I lurched forward, feeling the unmistakable bile rise from my gullet and raced to the toilet. A few moments later my head was completely submerged in the white porcelain one-way telephone, blasting hot fluid from both ends. My friends looked horrified as I trudged back into the room, assuming the demon Pazuzu had leapt out from the television and straight into my soul. I think in hindsight they were waiting for me to projectile vomit pea green soup all over the walls and throw them around the room like a rag-doll. Haven’t eaten a Hawaiian Special Meat Feast ever since.

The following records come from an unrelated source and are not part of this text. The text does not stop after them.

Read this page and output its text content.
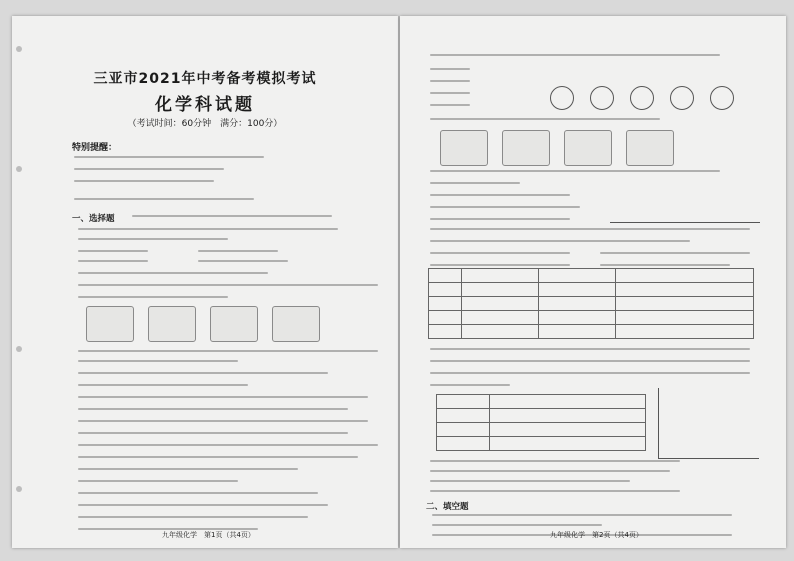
三亚市2021年中考备考模拟考试
化学科试题
（考试时间：60分钟　满分：100分）
特别提醒：
一、选择题
九年级化学　第1页（共4页）

二、填空题
九年级化学　第2页（共4页）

Illustration by Jeremy Caniglia from The Folio Society edition of The Exorcist by William Peter Blatty ©Jeremy Caniglia

Looking back on it, The Exorcist isn’t a particularly scary film. Nowadays, it’s considered a bit of a slow-burn horror classic, disturbing the viewer and challenging perceptions about faith and humanity, rather than the tired out trope nowadays of jump scares and CGI effects. I didn’t know at the time that The Exorcist was originally a novel, which author and screenwriter William Peter Blatty later closely adapted for the big screen himself. The Folio Society’s edition takes the text of the fortieth anniversary special, released in 2011, for which author Blatty made some revisions to the original text.


Illustration by Jeremy Caniglia from The Folio Society edition of The Exorcist by William Peter Blatty ©Jeremy Caniglia

This new edition by the Folio Society is exhibited in hardback, with minute attention to detail. The decision to have the cover evoke imagery of the bible is simplicity and beauty all rolled into one and the crimson colours are offset by the enveloping black case sleeve. With every Folio Society release, there are some glorious illustrations to behold. With the imagery of the film strong in people’s minds, artist Jeremy Caniglia wisely depicts characters on page that look nothing like their movie counterparts. Caniglia opts for the ‘found footage,’ device within the novel, with his illustrations rendered as archived photographs, with the indispensable scratch marks and sepia tint to heighten the feel that you’re poring through some old documents, uncovering the mysteries of Father Merrin’s archaeological dig.

Illustration by Jeremy Caniglia from The Folio Society edition of The Exorcist by William Peter Blatty ©Jeremy Caniglia

If you’re not aware of the plot of The Exorcist, (where have you been for almost half a century?) the story centres around Chris MacNeil, a successful and famous actress who is working on a film in Washington DC when her daughter, Regan, starts to show some rather disturbing behaviour. Blatty excels here at building a sense of dread and eeriness, without ever veering into absurdity, and it’s Chris’ rational explanation of everything that keeps the reader grounded. She seeks help for her daughter, but when the medical profession offers no answers, the desperate mother calls on the aid of the Catholic Church, slowly accepting the actuality that her daughter may not be what she seems.

The Exorcist allows the reader to explore the opposing forces between religion and fear of the unknown, and may well be the metaphor of investigating answers for order in an uncontrollable world. One could argue that if Puzuzu represents the cancers and atrocious acts committed in the world, then Chris and Father Karras represent order and rationality. The Exorcist remains a good read, preferably at night when you’re tucked up in bed with a lone bedside lamp on, twitching every time you hear a noise from the hallway.

The Folio Society edition of The Exorcist by William Peter Blatty is available exclusively from


Reviewed by Anthony Self

William Peter Blatty


William Peter Blatty (January 7, 1928 – January 12, 2017) was an American writer and filmmaker best known for his 1971 novel The Exorcist and for the Academy Award-winning screenplay of its film adaptation. He also wrote and directed the sequel The Exorcist III. After the success of The Exorcist, Blatty reworked Twinkle, Twinkle, “Killer” Kane! (1960) into a new novel titled The Ninth Configuration, published in 1978. Two years later, Blatty adapted the novel into a film of the same title and won Best Screenplay at the 1981 Golden Globe Awards. Some of his other notable works are the novels Elsewhere(2009), Dimiter (2010) and Crazy (2010).